The Appellants M/S Dalmia Power Limited and M/S Dalmia Cement (Bharat) Limited are public limited companies, incorporated under the Companies Act, 1956. In the present case, Appellant /Transferee Companies filed their original Returns of Income. Thereafter, they entered into Schemes of arrangement and Amalgamation with Transfer or Companies in 2017. The Schemes were finally sanctioned and approved by the NCLT, Chennai. Consequently, the Transferor/ Amalgamating Companies ceased to exist with effect from the Appointed Date, and the assets, profits and losses etc. were transferred to the books of the Transferee Companies/Amalgamated Companies. The Schemes incorporated provisions for filing the revised Returns the prescribed time limit since the Schemes would come into force retrospectively from the Appointed Date. Accordingly, the Appellants filed their Revised Returns. The recomputation would have a bearing on the total income of the Appellants with respect to the A.Y. 20162018.
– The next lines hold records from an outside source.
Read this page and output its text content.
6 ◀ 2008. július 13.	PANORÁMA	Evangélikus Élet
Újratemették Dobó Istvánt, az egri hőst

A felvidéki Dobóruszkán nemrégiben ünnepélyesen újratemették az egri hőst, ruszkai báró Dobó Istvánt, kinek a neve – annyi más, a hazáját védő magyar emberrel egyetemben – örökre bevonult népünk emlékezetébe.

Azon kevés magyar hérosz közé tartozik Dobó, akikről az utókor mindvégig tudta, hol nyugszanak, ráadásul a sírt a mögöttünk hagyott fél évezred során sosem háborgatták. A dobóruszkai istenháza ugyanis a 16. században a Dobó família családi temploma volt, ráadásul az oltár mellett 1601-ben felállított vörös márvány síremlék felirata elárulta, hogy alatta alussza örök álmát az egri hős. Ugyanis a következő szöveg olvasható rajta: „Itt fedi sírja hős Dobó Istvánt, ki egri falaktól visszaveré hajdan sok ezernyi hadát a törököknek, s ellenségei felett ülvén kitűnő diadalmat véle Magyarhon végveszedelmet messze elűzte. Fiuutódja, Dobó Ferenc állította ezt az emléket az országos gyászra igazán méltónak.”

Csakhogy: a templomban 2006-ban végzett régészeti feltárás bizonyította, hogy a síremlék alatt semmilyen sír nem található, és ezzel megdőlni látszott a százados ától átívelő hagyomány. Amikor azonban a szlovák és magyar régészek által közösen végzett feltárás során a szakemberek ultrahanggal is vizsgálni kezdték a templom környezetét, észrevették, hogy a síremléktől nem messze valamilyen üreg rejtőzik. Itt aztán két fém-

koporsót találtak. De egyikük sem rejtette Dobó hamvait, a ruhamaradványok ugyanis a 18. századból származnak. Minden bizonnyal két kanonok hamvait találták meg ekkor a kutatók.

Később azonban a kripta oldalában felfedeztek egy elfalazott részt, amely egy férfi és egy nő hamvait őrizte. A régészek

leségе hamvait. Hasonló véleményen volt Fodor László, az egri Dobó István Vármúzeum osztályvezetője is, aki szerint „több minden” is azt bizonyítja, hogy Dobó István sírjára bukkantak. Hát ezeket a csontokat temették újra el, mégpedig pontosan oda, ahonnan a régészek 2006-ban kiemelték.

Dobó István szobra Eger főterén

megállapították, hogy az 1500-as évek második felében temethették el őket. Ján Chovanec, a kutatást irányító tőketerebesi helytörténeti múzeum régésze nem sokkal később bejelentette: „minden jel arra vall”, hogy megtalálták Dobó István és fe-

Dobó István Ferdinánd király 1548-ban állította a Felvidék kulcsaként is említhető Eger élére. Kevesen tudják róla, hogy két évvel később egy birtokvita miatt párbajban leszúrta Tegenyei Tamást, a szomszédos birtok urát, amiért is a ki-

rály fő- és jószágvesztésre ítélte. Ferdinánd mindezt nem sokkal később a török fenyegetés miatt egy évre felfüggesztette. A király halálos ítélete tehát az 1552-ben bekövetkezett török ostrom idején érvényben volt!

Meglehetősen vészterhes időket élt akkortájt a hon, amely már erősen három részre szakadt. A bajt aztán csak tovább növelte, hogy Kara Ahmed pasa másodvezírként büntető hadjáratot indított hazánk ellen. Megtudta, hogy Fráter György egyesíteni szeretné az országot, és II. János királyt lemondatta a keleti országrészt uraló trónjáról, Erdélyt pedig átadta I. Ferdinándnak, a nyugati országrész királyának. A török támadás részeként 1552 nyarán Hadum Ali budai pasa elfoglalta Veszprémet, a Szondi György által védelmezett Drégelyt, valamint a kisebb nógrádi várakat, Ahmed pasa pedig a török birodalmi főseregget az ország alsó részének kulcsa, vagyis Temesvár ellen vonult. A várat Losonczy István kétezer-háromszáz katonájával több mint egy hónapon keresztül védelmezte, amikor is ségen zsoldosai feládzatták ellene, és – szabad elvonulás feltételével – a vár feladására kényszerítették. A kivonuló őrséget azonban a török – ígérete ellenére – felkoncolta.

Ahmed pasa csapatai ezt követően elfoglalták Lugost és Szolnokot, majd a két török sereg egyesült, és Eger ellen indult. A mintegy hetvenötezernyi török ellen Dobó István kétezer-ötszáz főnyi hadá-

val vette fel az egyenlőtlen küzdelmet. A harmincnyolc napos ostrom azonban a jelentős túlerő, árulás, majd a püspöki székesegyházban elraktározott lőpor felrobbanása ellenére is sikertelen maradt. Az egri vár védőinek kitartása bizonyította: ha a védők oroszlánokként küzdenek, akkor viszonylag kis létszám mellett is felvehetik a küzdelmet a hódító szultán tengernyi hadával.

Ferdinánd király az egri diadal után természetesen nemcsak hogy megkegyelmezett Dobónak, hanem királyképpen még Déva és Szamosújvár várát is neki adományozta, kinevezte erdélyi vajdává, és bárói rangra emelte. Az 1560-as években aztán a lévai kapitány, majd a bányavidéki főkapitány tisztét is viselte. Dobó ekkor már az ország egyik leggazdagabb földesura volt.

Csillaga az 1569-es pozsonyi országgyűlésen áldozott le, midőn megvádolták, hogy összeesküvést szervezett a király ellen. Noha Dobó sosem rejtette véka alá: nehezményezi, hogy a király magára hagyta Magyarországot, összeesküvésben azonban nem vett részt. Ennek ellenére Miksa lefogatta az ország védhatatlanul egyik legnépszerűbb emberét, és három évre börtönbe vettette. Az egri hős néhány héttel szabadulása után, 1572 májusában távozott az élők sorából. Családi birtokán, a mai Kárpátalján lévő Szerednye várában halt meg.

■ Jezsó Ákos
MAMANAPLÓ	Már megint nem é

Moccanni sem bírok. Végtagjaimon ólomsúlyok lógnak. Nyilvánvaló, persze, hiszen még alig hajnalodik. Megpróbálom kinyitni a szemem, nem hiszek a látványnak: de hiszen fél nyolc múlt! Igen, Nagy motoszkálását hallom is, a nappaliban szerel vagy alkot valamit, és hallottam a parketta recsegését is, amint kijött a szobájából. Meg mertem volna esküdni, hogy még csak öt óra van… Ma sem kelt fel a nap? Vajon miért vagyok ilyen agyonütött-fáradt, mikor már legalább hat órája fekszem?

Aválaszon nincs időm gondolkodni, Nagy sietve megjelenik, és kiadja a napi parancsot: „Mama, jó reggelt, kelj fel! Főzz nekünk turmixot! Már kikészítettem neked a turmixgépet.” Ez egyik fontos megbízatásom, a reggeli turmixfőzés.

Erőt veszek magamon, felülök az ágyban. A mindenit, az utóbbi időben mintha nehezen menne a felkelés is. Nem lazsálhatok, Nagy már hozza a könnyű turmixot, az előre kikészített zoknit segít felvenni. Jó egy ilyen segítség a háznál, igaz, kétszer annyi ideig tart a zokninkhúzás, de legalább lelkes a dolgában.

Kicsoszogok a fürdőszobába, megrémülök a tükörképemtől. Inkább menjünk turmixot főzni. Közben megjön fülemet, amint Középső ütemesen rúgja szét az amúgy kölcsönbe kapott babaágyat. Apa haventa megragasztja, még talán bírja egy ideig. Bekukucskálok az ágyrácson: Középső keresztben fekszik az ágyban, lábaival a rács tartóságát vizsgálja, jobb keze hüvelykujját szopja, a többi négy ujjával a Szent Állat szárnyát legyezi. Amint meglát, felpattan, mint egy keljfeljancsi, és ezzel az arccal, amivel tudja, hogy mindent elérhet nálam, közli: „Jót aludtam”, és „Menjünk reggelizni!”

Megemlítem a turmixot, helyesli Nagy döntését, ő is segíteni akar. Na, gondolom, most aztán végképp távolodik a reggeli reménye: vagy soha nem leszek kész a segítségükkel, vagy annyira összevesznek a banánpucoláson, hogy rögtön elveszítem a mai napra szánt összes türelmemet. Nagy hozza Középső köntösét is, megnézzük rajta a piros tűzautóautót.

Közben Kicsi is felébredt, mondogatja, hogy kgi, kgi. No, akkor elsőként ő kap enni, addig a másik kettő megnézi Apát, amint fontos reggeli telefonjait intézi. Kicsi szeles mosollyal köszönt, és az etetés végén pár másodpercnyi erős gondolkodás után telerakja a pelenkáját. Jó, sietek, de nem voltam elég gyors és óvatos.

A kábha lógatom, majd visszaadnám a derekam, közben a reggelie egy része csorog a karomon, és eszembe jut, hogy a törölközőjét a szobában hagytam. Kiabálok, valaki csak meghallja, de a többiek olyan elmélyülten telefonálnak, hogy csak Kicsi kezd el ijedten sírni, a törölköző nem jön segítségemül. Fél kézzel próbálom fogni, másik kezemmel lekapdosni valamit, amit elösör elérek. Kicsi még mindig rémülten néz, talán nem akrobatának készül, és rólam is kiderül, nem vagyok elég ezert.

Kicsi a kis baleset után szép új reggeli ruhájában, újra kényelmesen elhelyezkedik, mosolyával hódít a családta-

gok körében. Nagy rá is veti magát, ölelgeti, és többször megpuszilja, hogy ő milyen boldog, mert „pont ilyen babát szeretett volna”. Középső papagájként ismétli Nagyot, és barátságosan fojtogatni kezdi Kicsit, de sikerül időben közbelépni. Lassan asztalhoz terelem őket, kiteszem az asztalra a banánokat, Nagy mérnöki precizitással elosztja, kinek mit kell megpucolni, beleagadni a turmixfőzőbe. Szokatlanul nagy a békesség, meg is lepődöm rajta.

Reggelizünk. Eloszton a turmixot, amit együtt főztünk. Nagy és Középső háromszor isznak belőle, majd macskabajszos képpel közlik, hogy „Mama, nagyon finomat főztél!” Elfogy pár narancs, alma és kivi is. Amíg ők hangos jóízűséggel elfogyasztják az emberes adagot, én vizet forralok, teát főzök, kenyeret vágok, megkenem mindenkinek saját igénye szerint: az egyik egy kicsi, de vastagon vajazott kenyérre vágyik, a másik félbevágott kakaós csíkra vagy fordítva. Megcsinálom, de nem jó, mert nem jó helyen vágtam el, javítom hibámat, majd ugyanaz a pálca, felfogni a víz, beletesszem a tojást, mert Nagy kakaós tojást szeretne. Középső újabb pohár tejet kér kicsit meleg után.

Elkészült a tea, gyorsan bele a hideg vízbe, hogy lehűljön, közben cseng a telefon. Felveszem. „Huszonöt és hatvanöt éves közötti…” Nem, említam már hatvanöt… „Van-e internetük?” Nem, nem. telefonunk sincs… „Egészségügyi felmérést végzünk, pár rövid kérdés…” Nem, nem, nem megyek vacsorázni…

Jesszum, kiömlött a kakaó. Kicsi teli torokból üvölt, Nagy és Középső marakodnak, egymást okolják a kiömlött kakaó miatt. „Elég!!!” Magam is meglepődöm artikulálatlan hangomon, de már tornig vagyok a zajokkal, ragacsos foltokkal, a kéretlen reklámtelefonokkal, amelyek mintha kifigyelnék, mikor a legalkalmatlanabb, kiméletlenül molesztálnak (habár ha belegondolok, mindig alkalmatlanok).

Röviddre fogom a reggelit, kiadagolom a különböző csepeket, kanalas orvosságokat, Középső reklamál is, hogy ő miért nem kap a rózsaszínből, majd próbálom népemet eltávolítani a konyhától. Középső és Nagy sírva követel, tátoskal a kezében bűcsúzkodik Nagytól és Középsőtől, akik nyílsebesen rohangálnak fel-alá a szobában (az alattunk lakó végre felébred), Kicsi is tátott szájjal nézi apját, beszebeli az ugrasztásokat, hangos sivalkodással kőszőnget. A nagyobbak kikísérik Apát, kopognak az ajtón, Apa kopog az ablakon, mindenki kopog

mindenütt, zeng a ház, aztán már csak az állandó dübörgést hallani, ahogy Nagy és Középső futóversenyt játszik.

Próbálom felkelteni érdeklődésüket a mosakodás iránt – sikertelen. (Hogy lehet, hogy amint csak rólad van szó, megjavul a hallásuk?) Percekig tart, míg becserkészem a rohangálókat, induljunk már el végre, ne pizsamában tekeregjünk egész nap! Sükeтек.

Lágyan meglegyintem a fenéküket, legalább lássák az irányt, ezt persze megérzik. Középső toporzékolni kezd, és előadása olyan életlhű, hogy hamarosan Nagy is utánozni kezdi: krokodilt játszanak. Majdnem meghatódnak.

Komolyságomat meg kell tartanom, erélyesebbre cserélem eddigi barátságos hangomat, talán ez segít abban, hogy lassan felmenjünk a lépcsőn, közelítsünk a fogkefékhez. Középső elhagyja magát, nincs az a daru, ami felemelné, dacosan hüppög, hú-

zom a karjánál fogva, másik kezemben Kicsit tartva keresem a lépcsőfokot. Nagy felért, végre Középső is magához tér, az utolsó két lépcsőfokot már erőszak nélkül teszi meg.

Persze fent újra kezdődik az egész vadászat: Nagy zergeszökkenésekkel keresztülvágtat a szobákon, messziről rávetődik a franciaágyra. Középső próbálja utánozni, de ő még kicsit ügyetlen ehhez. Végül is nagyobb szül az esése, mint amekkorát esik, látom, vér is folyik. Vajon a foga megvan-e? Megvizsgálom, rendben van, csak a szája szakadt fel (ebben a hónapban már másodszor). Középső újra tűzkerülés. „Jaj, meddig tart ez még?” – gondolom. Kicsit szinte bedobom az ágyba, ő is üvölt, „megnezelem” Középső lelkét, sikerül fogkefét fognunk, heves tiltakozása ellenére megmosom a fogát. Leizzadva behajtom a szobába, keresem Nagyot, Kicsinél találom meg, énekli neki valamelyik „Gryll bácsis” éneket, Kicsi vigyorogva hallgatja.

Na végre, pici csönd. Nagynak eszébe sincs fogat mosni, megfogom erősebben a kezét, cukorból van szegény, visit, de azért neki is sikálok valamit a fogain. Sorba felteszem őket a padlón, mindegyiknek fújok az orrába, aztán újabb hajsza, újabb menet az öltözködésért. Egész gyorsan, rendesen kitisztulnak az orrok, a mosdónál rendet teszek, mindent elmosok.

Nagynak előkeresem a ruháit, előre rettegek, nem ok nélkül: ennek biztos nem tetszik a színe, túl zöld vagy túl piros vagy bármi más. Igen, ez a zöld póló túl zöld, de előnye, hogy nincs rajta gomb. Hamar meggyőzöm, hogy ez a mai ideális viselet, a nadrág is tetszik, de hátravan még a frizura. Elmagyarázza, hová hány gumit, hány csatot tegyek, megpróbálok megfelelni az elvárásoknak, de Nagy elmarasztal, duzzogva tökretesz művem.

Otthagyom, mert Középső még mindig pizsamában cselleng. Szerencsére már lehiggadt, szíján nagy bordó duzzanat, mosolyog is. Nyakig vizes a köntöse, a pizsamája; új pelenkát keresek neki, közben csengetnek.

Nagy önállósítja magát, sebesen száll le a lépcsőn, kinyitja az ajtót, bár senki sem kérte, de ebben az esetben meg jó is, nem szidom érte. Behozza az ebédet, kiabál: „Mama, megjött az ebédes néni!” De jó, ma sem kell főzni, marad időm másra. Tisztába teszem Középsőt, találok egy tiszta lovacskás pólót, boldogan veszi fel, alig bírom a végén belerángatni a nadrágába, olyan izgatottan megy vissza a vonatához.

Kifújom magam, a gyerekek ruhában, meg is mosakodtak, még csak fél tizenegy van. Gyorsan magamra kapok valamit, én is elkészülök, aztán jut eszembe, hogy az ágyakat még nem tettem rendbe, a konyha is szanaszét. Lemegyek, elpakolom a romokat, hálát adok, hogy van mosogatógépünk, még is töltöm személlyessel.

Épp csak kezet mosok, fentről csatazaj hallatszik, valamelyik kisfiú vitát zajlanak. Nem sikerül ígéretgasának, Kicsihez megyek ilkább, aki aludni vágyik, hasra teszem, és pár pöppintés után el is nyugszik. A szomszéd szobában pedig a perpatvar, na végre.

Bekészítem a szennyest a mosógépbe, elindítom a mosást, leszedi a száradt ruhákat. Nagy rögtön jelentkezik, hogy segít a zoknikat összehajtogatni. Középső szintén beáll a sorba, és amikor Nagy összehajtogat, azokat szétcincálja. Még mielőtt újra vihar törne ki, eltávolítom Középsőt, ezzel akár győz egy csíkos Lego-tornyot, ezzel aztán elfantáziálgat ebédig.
The Department submitted by virtue of Section 139(5) and 119(2)(b) of the Income Tax Act that the Appellant ought to have made an application for condonation of delay, and sought permission from the CBDT, before filing the revised Returns beyond the statutory period. The Appellants having belatedly filed their revised Returns beyond the due date for A.Y. 20162017, the assessment could only be done on the basis of the original Returns filed by the Appellants. Section 139(5) of the Income Tax Act, as it stood at the relevant time, makes it clear that where an assessee furnishes a return under subsection (1) or subsection (4) of Section 139, and later discovers an omission or mistake therein, he may furnish a revised return at any time before the expiry of one year from the end of the relevant assessment year or before the completion of the assessment, whichever is earlier.
The appellant submitted that since the revised Returns were not filed on account of omission or wrong statement or omission contained therein. The delay occurred on account of the time taken to obtain the sanction of the Schemes of Arrangement and Amalgamation from the NCLT.
The two-judge bench comprising of Justice Uday Umesh Lalit and Justice Indu Malhotra held that impossibility for the assessee companies to have filed the revised Returns of Income before the due date since the NCLT take time for passing the last orders for granting approval and sanction of the Schemes. The Department submitted that the Appellants ought to have made a representation to the Board under Section 119(2)(b) of the Income Tax Act for condonation of delay while filing the revised Returns. But which is applicable in cases of genuine hardship to admit an application, claim any exemption, deduction, refund or any other relief under this Act after the expiry the stipulated period under the Income Tax Act. In the present case, the predecessor companies/transferor companies have been succeeded by the Appellants/transferee companies who have taken over their business along with all assets, liabilities, profits and losses etc. In view of the provisions of Section 170(1) of the Income Tax Act, the Department is required to assess the income of the Appellants after taking into account the revised Returns filed after the amalgamation of the companies.